What is A/A test?
A/B testing is used in A/A testing to compare two versions of a webpage that are completely similar to one another.
Generally, this is done to verify that the testing tool that is being utilized to experiment is statistically valid or not.
In the case of an A/A test, the tool must indicate that there is no difference in conversion rates between the control and the variation for the test is done right with A/B testing tool.
Why test pages that are the same?
Before conducting an A/B or multivariate test, it is recommended that you monitor on-page conversions on the page with the help of A/A test. This will allow you to keep count of the number of conversions, conversion rate. doing A/A test also helps you to figure out the baseline conversion rate.
In the vast majority of other circumstances, the A/A test serves as a technique for verifying the efficacy and precision of the software used for the A/B testing.

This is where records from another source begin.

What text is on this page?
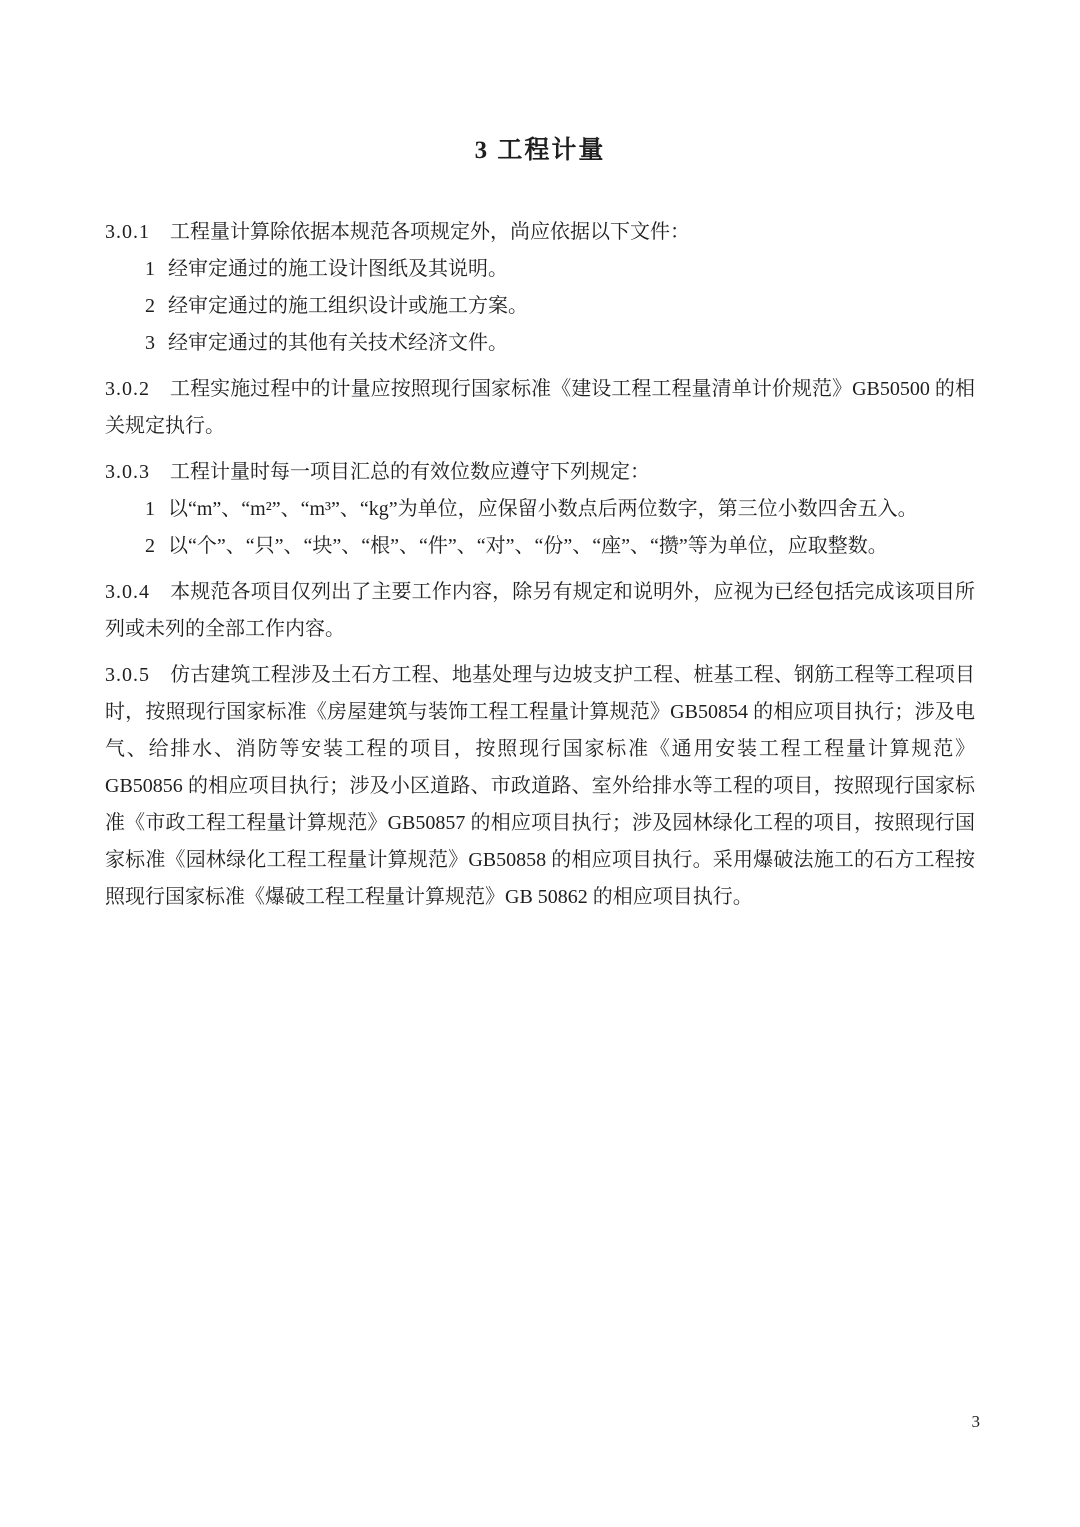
3 工程计量

3.0.1 工程量计算除依据本规范各项规定外，尚应依据以下文件：

1 经审定通过的施工设计图纸及其说明。

2 经审定通过的施工组织设计或施工方案。

3 经审定通过的其他有关技术经济文件。

3.0.2 工程实施过程中的计量应按照现行国家标准《建设工程工程量清单计价规范》GB50500 的相关规定执行。

3.0.3 工程计量时每一项目汇总的有效位数应遵守下列规定：

1 以“m”、“m²”、“m³”、“kg”为单位，应保留小数点后两位数字，第三位小数四舍五入。

2 以“个”、“只”、“块”、“根”、“件”、“对”、“份”、“座”、“攒”等为单位，应取整数。

3.0.4 本规范各项目仅列出了主要工作内容，除另有规定和说明外，应视为已经包括完成该项目所列或未列的全部工作内容。

3.0.5 仿古建筑工程涉及土石方工程、地基处理与边坡支护工程、桩基工程、钢筋工程等工程项目时，按照现行国家标准《房屋建筑与装饰工程工程量计算规范》GB50854 的相应项目执行；涉及电气、给排水、消防等安装工程的项目，按照现行国家标准《通用安装工程工程量计算规范》GB50856 的相应项目执行；涉及小区道路、市政道路、室外给排水等工程的项目，按照现行国家标准《市政工程工程量计算规范》GB50857 的相应项目执行；涉及园林绿化工程的项目，按照现行国家标准《园林绿化工程工程量计算规范》GB50858 的相应项目执行。采用爆破法施工的石方工程按照现行国家标准《爆破工程工程量计算规范》GB 50862 的相应项目执行。

3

You need to check to see if the software indicates that there is a statistically significant difference (one with a significance level of at least 95%) between the control and the variation.
It is problematic if the software reports that there is a statistically significant difference between the control & variant. You are going to want to make sure that the software is installed properly on your website as well as your mobile app.
When it comes to A/A testing, there are a few things to bear in mind:
When doing an A/A test, it is essential to keep in mind that it is always possible to identify a difference in conversion rate between the test page and the control page, even if both pages are similar.
When it comes to testing, there is always some degree of randomness involved, therefore the fact that this is a negative reflection on the A/B testing platform is not always a bad thing.
When doing any kind of A/B test, it is important to keep in mind that the statistical significance of the data is not a given but rather a likelihood. In other words, statistical significance is probability rather than certainty.
Even if you have a statistical significance threshold of 95%, there is still a 1 in 20 possibility that the data you are seeing is simply the result of random chance.
Your A/A test should, in most circumstances, conclude that the conversion improvement between the control and variation is statistically inconclusive. This is because the underlying fact is that there isn’t one to find, and the test is designed to reflect this reality.
When conducting an A/A test, you must, in most circumstances, plan on the findings of the test being inconclusive. This means that the difference in conversion rates between variations that are otherwise identical will not reach a level of statistical significance. In point of fact, the percentage of A/A tests producing ambiguous results will be at least equal to the cutoff for statistical significance, which is set at 90%.
On the other hand, there are circumstances in which you can observe that one version is doing better than another or that a victor has been chosen for one of your objectives. If you have determined that a significance level of 90% is sufficient, then the experiment’s decisive result is the consequence of pure chance, and it should only occur in 10% of cases if you have determined that a significance level of 90% is sufficient. If your significance threshold is greater (let’s say 95%), the likelihood of running across a conclusive A/A test drops to 5% from its current level.